This is the first time you've needed to solve more than one problem to
qualify for a GCJ.  Back in 2003-2006 one problem always sufficed and
in 2008-2010 one small and one large set was enough.  Recently it's
been impossible to qualify without a large set; that made it
interesting to wait for the end to see if your large passed.

This time any three small sets guaranteed qualification and you could
see long before the round finished that you had thirty guaranteed
points, more than the required twenty-five.  For the first time, you
could be sure you had qualified as early as a few minutes into the
round.

Problem A was a simple simulation but couldn't add up to enough points
to qualify even with the large set.

Problem B was the most complicated.  It required you to keep track of
a lot of conditions and check for various combinations in a loop, but
the underlying algorithm was trivial.  I skipped this one.
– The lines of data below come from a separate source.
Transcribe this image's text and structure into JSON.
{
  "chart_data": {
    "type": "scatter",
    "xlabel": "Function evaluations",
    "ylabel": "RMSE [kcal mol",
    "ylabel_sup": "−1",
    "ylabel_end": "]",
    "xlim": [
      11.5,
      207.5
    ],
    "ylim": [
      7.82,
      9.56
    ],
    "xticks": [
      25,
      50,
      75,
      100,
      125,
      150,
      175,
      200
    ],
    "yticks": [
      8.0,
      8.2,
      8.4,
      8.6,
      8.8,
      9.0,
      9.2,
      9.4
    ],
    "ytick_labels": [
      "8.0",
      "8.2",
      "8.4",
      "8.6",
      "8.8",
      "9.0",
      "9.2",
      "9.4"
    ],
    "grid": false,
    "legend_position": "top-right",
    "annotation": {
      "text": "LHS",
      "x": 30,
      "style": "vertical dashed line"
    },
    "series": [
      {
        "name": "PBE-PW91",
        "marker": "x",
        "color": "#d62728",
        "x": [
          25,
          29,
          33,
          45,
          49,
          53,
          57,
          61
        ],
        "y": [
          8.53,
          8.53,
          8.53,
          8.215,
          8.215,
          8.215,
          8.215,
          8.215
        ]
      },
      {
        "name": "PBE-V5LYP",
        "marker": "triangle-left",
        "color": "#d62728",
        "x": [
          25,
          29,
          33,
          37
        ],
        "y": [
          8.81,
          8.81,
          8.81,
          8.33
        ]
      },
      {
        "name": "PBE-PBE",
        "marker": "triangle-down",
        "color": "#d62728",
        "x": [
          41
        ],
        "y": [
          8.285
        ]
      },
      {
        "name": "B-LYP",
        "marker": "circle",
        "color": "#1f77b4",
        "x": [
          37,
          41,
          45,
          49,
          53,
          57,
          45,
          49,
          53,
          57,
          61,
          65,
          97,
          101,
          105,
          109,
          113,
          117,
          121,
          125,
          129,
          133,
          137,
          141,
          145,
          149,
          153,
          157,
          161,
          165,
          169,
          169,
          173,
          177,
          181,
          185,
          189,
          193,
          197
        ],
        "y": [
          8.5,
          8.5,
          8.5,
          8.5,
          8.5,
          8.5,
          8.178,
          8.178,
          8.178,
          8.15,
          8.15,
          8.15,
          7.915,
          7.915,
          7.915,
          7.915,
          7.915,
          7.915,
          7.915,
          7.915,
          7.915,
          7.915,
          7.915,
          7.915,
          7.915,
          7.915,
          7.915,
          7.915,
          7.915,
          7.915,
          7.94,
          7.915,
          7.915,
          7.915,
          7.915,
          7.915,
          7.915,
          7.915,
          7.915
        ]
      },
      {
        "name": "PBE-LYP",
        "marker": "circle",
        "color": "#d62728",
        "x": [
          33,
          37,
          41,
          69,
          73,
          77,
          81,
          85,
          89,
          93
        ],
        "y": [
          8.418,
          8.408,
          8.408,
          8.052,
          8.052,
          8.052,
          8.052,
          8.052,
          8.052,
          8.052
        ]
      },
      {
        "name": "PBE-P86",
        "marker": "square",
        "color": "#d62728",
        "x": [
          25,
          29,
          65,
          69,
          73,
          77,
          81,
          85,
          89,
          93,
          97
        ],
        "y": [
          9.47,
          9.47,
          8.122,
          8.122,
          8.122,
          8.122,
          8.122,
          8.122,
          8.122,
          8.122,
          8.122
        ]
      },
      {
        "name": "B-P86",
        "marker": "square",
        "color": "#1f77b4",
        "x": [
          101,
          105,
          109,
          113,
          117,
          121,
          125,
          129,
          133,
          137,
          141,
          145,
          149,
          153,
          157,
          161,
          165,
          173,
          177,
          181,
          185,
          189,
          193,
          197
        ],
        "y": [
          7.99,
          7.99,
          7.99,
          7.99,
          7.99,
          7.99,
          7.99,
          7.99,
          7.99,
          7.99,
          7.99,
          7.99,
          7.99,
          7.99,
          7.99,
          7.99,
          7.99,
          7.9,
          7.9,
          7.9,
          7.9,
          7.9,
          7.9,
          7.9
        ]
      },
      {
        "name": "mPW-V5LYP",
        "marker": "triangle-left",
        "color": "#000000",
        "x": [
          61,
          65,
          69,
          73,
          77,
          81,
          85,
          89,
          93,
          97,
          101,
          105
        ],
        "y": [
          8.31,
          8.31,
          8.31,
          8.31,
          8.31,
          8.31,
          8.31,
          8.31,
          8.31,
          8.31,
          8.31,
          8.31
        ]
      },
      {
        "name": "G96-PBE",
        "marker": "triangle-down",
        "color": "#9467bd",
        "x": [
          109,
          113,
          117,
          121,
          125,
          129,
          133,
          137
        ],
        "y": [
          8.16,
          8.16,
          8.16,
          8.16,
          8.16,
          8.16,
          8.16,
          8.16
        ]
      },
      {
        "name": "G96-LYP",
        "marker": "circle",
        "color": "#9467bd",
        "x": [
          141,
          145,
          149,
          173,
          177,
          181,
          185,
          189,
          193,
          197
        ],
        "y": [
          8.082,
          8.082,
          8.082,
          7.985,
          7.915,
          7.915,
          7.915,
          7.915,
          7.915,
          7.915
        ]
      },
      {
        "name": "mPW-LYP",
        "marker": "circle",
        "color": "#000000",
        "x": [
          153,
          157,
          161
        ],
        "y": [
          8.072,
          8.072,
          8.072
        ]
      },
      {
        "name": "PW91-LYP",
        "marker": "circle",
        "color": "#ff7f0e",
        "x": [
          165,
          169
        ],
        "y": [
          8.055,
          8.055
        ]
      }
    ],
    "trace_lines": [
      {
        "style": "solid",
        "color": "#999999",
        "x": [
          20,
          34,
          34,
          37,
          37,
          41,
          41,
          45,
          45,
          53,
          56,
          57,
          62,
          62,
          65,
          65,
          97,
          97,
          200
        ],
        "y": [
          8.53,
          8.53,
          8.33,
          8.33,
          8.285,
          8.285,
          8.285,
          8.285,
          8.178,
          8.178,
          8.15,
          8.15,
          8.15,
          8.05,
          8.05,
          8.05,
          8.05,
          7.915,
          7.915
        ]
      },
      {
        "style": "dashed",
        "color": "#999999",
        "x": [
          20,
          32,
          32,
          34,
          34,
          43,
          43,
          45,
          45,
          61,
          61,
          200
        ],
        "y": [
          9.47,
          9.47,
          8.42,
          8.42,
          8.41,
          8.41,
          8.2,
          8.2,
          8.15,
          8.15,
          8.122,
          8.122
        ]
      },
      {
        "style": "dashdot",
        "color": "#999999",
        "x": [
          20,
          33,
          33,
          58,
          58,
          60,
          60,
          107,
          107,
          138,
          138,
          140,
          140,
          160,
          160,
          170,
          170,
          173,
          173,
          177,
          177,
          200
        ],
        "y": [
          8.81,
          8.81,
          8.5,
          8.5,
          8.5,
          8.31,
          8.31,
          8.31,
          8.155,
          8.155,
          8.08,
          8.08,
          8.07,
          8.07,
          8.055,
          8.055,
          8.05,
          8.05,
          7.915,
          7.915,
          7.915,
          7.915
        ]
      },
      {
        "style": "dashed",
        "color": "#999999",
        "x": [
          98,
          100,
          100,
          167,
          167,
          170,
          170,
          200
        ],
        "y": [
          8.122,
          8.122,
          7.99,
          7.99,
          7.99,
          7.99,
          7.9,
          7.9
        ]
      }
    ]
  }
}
Problem C was a matter of recognizing the even parity condition after
the statement gave you a battery of hints.  The actual writing of the
answer was very simple.

Problem D was a probability computation mixed with an induction
condition.  It reminds me of the form of the series expansion
expression of (1+1/n)^n, though the answer is different.  Once you see
that the average thumps to rearrange n numbers in order is exactly n,
it's even more trivial than C to write.

Problem D is the first ever contest problem that requires you to find
a general O(n) sorting algorithm to solve it.